Eine andere Gruppe von Betroffenen kratzt dagegen spontan aus einem Impuls heraus - etwa, um Stress abzubauen. Häufig treten beide Formen des Skin-Picking parallel auf. Viele Patienten berichten daneben über depressive Phasen oder Ängste.
Mit Schere und Pinzette
Nicht nur im Gesicht, sondern auch in Körperregionen, die einfacher zu verstecken sind, kratzen und drücken die Betroffenen: am Rücken, im Brustbereich und an den Beinen. Manche Skin-Picker greifen zu Scheren, Pinzetten und Messern.

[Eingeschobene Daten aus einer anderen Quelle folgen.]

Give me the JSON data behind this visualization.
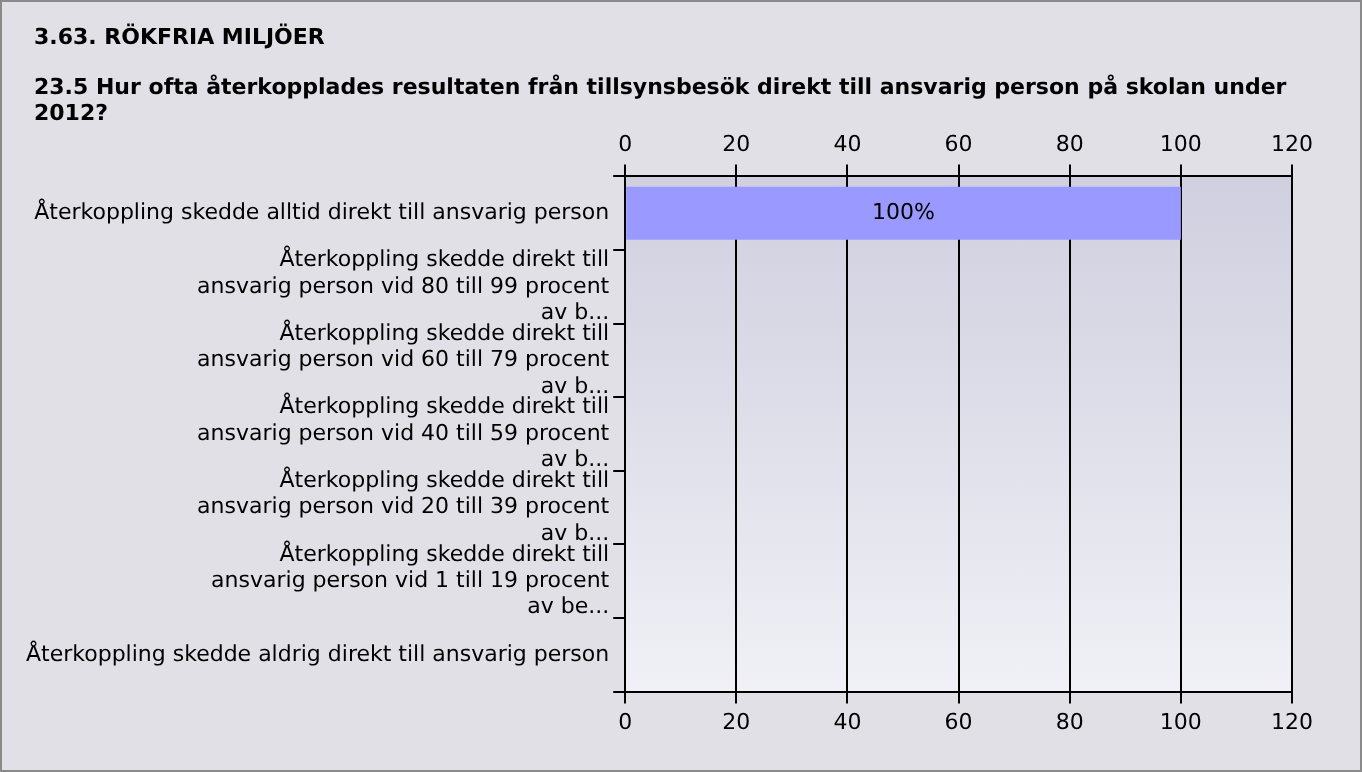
{
  "chart_data": {
    "type": "bar",
    "orientation": "horizontal",
    "title": "3.63. RÖKFRIA MILJÖER",
    "subtitle": "23.5 Hur ofta återkopplades resultaten från tillsynsbesök direkt till ansvarig person på skolan under 2012?",
    "categories": [
      "Återkoppling skedde alltid direkt till ansvarig person",
      "Återkoppling skedde direkt till ansvarig person vid 80 till 99 procent av b...",
      "Återkoppling skedde direkt till ansvarig person vid 60 till 79 procent av b...",
      "Återkoppling skedde direkt till ansvarig person vid 40 till 59 procent av b...",
      "Återkoppling skedde direkt till ansvarig person vid 20 till 39 procent av b...",
      "Återkoppling skedde direkt till ansvarig person vid 1 till 19 procent av be...",
      "Återkoppling skedde aldrig direkt till ansvarig person"
    ],
    "values": [
      100,
      0,
      0,
      0,
      0,
      0,
      0
    ],
    "value_labels": [
      "100%",
      null,
      null,
      null,
      null,
      null,
      null
    ],
    "color": "#9999ff",
    "xlim": [
      0,
      120
    ],
    "xticks": [
      0,
      20,
      40,
      60,
      80,
      100,
      120
    ],
    "x2lim": [
      0,
      120
    ],
    "x2ticks": [
      0,
      20,
      40,
      60,
      80,
      100,
      120
    ],
    "grid": "x",
    "legend": false
  }
}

Andere kratzen auch den Schorf alter Wunden wieder ab. Das Paradoxe: Während das Ziel eigentlich darin besteht, die Hautunreinheiten zu beseitigen, ist die Haut nach einer solchen Bearbeitung erst recht von roten Stellen, Quaddeln und blutigen Wunden übersät.
Währenddessen, berichten Betroffene, befinden sie sich in einer Art Trance, spüren nicht einmal Schmerz.
Einschränkungen im Alltag
Der Leidensdruck kann erheblich sein. Sobald man durch die Dermatillomanie in seinem Alltag eingeschränkt ist, sollte man sich dem Arzt anvertrauen, rät deshalb Mauler.
Dieser entscheide dann, ob eine ambulante oder gar stationäre Therapie notwendig sei. Zwar lägen noch keine Zahlen vor, aber die Heilungsquote ist laut der Psychologin hoch.